The real issue is that his series isn’t intended for the elementary school set:

“Our biggest problem is that these stories are adult. I mean… these are like Deadwood in space. It so unlike anything you’ve ever associated with George before in relation to Star Wars. These aren’t for kids. I mean, we hope they’ll watch, but it’s not being targeted at 8-to-9 year old boys. The situation we have is that each episode – or if you put two hour long episodes together – is bigger than any film we’ve ever done. It’s on the Avatar level and we’ll only have about $5-6 million we can spend on each episode.”

McCallum has also likened his Star Wars show in the past to The Godfather and “Empire Strikes Back on steroids,” to give you a better sense of what he’s going for.

Although an adult-oriented Star Wars sounds so much appealing, we know that the franchise has generally tried to maintain a PG rating, with the exception of Revenge of the Sith, which had a PG-13 rating. Even the Clone Wars animated series is kid-friendly. It’s disappointing that McCallum is struggling to get a more grown-up series off the ground, but not surprising.

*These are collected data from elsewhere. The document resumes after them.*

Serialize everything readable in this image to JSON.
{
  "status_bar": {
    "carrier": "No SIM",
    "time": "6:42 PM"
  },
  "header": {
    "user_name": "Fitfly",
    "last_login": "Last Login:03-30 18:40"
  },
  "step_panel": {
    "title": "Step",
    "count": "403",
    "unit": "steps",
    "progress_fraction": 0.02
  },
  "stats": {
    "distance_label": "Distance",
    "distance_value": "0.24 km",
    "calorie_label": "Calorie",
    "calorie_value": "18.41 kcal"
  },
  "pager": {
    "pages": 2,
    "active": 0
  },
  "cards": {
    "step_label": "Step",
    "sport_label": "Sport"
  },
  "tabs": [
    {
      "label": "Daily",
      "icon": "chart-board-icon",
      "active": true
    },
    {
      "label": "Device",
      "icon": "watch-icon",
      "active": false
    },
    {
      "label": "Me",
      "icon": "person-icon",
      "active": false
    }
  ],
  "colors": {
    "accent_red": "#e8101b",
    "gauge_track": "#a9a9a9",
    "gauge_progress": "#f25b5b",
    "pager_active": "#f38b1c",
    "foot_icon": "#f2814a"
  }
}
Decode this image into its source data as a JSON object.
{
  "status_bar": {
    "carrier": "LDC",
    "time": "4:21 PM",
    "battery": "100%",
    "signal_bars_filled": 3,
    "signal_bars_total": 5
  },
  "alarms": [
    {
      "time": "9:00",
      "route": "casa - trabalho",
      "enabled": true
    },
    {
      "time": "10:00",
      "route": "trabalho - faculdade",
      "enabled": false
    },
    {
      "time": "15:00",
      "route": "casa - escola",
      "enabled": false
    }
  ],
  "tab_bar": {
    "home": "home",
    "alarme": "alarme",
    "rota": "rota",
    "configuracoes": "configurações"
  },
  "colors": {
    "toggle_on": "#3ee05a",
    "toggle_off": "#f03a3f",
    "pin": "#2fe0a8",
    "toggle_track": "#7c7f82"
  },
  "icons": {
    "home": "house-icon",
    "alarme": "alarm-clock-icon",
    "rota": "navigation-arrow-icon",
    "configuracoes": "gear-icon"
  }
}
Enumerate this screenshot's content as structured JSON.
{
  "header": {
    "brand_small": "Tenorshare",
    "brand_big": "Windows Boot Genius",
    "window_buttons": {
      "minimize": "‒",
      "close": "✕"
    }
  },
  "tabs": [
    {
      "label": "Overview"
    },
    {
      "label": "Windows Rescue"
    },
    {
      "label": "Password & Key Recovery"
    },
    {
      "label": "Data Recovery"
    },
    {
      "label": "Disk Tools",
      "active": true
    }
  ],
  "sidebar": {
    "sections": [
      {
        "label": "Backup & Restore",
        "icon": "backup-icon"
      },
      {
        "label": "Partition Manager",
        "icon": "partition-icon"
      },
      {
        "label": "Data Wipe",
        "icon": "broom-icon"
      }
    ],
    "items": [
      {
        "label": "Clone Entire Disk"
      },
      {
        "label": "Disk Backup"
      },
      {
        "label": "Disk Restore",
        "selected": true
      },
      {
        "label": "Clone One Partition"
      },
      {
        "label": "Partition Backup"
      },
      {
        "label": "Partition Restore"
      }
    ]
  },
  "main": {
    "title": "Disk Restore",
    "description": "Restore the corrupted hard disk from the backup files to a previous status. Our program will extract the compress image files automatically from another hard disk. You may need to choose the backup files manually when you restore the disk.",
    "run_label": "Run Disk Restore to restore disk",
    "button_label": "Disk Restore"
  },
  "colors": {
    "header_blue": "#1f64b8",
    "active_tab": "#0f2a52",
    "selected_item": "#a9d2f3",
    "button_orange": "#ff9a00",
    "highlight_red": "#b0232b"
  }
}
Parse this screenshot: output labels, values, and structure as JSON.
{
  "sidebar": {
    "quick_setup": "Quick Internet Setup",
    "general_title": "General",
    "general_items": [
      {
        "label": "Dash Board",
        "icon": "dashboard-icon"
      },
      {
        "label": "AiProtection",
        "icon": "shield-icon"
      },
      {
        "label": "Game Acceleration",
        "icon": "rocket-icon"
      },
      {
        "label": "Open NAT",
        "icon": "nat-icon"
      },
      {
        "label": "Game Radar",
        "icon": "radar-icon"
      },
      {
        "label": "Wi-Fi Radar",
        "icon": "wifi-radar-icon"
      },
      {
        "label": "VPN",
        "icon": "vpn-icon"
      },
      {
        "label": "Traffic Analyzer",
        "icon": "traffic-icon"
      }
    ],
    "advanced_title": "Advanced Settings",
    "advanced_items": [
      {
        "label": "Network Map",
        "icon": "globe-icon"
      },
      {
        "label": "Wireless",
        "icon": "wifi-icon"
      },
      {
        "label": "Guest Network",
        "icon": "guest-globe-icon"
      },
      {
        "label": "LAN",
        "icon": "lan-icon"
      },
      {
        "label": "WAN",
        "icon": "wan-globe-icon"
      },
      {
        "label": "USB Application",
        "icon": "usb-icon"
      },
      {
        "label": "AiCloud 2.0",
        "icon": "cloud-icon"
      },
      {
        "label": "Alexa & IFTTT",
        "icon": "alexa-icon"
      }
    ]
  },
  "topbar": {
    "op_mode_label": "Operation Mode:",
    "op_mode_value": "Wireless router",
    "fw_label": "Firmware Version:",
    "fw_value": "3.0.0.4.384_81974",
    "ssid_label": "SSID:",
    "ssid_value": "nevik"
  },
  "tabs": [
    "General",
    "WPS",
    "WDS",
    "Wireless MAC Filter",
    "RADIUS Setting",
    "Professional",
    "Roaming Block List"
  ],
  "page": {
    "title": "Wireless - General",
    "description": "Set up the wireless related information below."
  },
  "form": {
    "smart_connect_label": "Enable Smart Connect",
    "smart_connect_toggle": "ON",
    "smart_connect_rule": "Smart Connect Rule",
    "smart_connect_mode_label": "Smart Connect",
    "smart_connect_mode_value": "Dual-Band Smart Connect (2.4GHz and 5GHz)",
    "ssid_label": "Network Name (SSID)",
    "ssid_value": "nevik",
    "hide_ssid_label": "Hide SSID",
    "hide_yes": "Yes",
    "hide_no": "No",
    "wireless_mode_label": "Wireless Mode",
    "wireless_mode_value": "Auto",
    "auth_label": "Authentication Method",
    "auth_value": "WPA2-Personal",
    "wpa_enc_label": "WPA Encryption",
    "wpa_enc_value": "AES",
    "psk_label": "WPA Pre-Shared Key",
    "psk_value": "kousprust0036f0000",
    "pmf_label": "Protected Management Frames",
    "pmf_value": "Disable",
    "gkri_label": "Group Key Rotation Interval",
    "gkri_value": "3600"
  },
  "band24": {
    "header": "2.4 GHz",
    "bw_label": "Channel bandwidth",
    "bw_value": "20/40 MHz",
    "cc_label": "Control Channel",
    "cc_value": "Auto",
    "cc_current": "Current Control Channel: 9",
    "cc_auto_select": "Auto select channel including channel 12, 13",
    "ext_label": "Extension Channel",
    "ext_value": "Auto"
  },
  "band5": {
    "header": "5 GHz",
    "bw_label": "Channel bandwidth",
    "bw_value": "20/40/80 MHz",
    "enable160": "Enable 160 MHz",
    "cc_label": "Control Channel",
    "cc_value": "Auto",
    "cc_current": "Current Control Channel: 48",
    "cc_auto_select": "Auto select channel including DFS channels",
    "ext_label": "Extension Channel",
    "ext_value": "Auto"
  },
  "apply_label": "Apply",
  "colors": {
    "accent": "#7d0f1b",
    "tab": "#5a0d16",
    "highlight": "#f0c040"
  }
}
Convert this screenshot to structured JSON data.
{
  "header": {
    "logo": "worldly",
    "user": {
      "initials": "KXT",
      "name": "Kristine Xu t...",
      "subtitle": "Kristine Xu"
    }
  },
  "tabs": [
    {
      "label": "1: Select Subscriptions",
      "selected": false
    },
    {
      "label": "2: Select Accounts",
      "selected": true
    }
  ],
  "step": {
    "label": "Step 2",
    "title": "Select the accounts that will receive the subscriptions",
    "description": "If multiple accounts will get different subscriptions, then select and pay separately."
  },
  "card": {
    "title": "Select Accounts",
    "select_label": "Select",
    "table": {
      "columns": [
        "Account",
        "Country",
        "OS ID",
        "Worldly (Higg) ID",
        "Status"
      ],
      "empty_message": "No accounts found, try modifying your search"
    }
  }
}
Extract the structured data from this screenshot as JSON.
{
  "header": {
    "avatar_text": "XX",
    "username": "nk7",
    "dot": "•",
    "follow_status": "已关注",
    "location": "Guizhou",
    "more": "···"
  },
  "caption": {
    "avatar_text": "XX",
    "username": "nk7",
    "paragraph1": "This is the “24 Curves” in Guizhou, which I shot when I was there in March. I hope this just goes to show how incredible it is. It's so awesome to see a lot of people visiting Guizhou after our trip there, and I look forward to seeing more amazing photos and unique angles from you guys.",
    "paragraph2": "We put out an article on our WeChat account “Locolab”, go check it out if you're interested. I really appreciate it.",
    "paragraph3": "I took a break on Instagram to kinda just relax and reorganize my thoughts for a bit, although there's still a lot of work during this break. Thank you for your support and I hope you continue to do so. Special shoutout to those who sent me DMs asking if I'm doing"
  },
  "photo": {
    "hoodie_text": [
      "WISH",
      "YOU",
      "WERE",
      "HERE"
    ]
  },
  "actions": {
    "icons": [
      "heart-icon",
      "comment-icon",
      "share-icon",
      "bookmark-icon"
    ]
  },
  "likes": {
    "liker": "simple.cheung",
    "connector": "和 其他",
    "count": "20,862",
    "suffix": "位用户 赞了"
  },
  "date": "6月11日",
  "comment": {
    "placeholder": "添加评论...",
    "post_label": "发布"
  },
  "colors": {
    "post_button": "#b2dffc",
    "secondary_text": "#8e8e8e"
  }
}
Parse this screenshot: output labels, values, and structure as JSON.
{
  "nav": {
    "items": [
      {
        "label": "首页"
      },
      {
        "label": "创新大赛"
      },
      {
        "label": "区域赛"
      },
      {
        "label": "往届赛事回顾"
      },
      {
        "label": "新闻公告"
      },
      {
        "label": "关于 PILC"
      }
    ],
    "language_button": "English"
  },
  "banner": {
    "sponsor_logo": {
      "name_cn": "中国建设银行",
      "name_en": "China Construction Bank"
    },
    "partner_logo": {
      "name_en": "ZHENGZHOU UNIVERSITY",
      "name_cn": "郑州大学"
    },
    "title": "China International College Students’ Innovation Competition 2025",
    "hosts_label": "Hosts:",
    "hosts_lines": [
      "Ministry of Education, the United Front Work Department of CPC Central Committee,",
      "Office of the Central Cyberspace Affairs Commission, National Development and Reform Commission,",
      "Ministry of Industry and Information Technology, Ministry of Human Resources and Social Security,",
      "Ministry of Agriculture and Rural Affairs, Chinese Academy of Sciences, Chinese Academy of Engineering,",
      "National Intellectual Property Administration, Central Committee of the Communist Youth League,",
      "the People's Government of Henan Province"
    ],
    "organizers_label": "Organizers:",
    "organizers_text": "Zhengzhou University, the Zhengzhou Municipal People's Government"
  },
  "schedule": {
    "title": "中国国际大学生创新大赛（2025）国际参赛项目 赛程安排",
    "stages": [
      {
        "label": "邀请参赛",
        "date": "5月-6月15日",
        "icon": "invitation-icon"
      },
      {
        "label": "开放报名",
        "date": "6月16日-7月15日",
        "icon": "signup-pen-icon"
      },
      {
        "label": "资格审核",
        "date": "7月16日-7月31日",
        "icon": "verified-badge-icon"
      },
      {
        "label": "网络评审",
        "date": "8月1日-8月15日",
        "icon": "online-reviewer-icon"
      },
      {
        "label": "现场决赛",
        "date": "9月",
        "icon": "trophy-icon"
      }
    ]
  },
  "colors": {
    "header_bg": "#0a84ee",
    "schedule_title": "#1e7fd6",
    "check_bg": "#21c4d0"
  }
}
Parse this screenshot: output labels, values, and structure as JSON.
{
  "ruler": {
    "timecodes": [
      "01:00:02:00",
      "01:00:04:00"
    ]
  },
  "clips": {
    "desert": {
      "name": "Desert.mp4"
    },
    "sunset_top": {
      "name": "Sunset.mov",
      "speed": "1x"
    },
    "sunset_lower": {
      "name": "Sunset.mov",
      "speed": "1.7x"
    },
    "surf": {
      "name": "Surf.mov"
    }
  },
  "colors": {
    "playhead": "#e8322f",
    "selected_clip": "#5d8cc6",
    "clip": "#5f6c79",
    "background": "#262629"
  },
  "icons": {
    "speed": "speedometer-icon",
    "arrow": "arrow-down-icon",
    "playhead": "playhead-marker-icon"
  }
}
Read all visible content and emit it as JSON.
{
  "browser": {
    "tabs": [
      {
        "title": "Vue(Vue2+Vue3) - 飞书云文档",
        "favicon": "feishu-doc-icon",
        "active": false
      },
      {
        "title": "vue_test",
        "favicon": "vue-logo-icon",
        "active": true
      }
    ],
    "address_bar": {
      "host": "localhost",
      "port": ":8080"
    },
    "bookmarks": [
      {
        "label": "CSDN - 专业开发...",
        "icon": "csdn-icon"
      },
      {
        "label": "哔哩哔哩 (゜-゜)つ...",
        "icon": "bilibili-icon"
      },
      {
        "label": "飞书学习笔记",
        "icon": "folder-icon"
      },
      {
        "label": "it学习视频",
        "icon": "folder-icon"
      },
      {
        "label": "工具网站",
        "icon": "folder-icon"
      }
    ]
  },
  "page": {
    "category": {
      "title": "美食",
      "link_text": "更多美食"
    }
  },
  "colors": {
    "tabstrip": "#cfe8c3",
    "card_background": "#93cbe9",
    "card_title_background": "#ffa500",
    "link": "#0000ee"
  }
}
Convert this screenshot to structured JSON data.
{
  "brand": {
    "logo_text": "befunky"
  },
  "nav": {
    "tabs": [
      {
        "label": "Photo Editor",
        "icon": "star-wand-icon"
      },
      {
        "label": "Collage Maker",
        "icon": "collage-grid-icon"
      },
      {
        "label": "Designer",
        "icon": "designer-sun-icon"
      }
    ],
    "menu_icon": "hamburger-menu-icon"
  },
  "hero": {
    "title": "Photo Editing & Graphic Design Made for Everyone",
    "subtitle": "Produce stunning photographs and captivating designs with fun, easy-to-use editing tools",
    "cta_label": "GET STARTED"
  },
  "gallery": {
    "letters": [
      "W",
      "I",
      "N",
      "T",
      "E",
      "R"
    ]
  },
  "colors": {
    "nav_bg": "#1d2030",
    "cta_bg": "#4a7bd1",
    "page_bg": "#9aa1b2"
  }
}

So far, there is one thing that won’t represent a problem – George Lucas will have his say in the series, despite his retirement:

“No, I think he would do what he did on Young Indy. You hire the best directors, you create the best story you possibly can and then do everything you can to support them in the editorial process. Again, if George wanted to be known as one thing it would always be as an editor. That’s his dream and that’s the part he loves the most. I think I’ve said this before, but writing is so painful for him and he certainly knows there are a lot of you who don’t like his writing (laughs). But they’re his stories and that’s the way he does it, but it’s hard for him.”

That may be the good news for those of you who have been attacking Lucas for the prequel episodes, but that will all be irrelevant if the show never gets to be aired. As for me, I’ll keep my fingers crossed hoping for a miracle that would make Lucas do more SW movies.